Зло рассмеялся человечек и сказал:
– Думаешь – не донесу? Очень просто!… За троих сто двадцать целковых дадут.
Никитин подошел к человеку и, отставляя ногу в сторону, спросил порывисто:
– Донесешь?
Подковылял бойко человечек к костру. Котелок на огонь опрокинул.
– Дураки!… Прет дым на нос. Ладно – овраг, низко дым идет, я только учуял. А ростом выше меня пойдет?
Снял он пиджак рваный, серенький картузишко без козырька. Постелив на землю пиджак, сел.
– Не донесу! Потому мне троих где убить? А мужики коли убьют – не поделятся керенками. Опять и надоело мне, паре, добро людям делать… Ну их к лешаку!
Оглядел их уверенно и хитро и, закуривая от тлеющей головни, сказал:
– Я, парни, тридцать лет правду искал. К бродягам в тайгу пошел, баяли, там есть правда, а они меня к кедру привязали и ноги до колен сожгли… Не верю я людям, сволочи они и звери…
Но тут выхватил из кармана кусок хлеба и кинул в траву.
– Жрите!…
Микеш упал лицом на кусок, зарычал.
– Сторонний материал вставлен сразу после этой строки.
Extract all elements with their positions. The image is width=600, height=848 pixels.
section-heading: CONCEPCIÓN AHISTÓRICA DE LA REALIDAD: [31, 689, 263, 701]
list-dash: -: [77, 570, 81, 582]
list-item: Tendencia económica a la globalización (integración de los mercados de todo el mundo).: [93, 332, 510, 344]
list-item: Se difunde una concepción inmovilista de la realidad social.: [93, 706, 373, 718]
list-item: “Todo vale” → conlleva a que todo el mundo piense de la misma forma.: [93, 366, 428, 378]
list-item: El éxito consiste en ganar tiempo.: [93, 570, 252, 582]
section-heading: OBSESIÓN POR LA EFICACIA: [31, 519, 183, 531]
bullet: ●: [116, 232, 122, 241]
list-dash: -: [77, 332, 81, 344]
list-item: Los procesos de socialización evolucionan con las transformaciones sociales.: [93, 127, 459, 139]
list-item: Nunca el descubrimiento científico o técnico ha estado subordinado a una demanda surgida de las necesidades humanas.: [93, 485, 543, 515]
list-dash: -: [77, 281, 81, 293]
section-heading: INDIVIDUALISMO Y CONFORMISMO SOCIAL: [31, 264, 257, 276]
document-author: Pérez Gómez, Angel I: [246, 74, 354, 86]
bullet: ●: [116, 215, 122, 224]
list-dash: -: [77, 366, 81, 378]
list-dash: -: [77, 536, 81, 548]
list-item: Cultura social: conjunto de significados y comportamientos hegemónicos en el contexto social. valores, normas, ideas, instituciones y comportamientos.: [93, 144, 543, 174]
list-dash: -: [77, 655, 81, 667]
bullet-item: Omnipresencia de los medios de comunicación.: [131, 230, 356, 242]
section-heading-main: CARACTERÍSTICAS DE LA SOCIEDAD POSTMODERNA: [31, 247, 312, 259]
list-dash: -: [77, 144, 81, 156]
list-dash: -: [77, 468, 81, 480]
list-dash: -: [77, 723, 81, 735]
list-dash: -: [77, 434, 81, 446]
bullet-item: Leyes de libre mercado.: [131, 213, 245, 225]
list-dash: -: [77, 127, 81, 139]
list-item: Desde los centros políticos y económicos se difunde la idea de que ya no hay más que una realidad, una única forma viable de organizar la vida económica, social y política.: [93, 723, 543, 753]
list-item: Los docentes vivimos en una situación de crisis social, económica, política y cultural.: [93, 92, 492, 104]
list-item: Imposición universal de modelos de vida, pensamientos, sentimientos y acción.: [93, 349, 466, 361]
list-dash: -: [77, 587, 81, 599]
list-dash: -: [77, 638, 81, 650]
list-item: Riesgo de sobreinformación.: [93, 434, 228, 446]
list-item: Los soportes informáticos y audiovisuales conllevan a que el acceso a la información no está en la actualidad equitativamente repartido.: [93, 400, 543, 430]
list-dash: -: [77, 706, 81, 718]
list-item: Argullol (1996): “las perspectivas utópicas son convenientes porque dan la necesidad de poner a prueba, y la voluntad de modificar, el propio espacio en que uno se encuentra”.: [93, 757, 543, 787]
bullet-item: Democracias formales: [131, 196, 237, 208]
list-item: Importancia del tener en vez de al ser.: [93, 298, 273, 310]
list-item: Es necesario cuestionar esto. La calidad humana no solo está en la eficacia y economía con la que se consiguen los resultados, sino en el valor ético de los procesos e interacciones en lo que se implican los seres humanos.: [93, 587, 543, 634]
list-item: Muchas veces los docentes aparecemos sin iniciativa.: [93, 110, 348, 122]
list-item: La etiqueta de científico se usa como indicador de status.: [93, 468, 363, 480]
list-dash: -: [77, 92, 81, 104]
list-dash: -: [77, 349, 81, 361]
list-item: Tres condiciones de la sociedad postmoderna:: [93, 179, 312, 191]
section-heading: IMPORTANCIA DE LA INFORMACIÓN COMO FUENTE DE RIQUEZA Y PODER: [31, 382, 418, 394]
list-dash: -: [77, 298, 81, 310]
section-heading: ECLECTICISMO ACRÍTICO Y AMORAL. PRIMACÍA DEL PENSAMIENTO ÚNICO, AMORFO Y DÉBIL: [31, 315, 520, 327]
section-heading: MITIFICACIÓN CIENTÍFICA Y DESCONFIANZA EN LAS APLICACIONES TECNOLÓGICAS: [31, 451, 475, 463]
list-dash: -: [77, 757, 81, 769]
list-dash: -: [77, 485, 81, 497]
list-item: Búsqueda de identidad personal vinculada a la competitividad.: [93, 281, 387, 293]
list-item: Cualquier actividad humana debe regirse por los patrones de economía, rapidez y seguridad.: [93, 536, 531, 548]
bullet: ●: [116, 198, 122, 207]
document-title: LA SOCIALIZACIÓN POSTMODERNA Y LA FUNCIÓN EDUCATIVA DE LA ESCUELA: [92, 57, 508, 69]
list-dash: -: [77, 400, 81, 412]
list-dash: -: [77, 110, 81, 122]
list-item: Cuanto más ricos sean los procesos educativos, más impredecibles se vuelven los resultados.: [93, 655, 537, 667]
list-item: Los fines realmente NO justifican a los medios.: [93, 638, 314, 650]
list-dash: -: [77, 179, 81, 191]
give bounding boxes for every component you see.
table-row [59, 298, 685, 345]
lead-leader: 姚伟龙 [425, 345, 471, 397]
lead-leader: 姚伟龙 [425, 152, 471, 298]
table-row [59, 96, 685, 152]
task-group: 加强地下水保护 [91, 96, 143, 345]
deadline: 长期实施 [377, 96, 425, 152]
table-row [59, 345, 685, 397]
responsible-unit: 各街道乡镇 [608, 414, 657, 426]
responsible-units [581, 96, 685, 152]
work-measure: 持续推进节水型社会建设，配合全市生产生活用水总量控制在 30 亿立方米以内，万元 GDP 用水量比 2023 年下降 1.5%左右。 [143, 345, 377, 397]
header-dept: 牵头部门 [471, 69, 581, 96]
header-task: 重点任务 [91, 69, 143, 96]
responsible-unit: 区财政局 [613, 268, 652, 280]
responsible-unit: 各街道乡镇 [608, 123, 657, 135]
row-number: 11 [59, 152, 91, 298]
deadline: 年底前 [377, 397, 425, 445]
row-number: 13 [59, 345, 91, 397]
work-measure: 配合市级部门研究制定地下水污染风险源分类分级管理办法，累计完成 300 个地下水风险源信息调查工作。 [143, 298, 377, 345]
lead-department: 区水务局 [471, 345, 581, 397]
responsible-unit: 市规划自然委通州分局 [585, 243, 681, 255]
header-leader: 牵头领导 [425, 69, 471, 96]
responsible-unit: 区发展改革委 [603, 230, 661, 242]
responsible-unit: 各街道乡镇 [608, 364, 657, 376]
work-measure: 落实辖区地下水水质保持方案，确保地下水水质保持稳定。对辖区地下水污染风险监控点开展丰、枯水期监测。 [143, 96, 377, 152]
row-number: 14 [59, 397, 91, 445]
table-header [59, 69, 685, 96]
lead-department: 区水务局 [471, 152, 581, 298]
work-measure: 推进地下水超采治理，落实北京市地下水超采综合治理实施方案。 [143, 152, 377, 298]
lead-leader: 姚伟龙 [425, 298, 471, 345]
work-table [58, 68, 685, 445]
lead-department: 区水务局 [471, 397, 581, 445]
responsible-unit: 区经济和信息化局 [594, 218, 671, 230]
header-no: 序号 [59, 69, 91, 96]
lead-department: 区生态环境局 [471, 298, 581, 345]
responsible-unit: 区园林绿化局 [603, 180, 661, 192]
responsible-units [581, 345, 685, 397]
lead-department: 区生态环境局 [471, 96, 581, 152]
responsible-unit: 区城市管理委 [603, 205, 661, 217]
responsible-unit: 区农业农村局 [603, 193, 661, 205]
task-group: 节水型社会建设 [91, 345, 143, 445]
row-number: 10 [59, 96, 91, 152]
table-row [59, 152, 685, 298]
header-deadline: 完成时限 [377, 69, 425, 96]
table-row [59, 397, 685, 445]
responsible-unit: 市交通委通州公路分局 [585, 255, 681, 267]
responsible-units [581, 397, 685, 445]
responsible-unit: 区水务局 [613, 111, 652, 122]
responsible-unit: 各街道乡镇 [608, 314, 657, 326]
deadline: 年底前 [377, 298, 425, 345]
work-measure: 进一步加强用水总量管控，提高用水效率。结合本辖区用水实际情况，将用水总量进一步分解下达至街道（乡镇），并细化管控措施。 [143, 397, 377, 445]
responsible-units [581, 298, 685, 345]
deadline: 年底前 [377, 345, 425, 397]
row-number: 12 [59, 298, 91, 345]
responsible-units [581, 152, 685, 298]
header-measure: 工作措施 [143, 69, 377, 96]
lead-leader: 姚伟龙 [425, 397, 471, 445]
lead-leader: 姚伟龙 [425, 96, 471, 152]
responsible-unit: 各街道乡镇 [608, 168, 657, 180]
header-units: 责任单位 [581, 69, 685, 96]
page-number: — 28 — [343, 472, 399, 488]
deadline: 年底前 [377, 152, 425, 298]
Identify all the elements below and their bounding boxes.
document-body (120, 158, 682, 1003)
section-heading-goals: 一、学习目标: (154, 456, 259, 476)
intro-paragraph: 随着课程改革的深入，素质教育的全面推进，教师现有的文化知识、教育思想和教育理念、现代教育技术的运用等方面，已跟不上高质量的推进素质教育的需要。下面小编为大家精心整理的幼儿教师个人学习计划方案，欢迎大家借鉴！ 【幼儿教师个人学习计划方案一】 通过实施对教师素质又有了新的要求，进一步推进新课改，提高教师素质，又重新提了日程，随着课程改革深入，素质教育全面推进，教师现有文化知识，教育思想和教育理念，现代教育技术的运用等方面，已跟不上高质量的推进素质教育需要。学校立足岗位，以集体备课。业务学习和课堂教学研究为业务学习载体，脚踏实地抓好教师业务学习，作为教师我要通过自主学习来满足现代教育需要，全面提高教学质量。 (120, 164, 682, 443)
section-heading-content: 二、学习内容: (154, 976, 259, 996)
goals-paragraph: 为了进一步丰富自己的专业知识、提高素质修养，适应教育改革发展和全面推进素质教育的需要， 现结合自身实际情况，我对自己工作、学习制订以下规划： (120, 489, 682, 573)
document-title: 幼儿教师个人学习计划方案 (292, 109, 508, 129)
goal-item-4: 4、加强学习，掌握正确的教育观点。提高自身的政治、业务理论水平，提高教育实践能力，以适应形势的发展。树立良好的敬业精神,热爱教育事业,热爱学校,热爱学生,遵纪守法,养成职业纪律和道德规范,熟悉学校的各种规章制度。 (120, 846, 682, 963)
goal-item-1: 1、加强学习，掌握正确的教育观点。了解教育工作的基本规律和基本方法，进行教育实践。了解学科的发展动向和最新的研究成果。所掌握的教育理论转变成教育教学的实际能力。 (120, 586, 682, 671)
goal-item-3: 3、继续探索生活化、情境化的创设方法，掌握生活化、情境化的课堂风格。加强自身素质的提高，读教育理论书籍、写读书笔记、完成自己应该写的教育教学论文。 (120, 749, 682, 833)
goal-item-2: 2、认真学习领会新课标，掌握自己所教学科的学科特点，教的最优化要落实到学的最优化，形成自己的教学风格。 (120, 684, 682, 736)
Подбежал Шлюссер, теребя серба за плечо, слабо просил:
– Микеш, Микеш.
Никитин же, приподнявшись на локте, глядел в сторону на куст шиповника за культяпым человечком.
– А ты что ж?… – спросил Никитина человечек.
Никитин с трудом поднялся, подошел к человечку. Ногой ударил его в зубы. Человечек закрылся руками.
Никитин хотел отойти, но запнулся и повалился на куст.
Человечек вытер окровавленные губы, сплюнул. Проговорил протяжно:
– А это ты правильно!…
VII
Случилось так на пригоне.
Семен долго и беспокойно глядел в опухшие веки Дмитрия, хитростно сказал:
– Батя – мужик хозяйственный, он это зря притворяться не будет. У него тоже собака голову не съела!… Тут, брат!…
Дмитрий стоял, плотно, по‑солдатски, сжав ноги. Мычал в стойле теленок. Угарно ложились на грудь запахи гниющего навоза.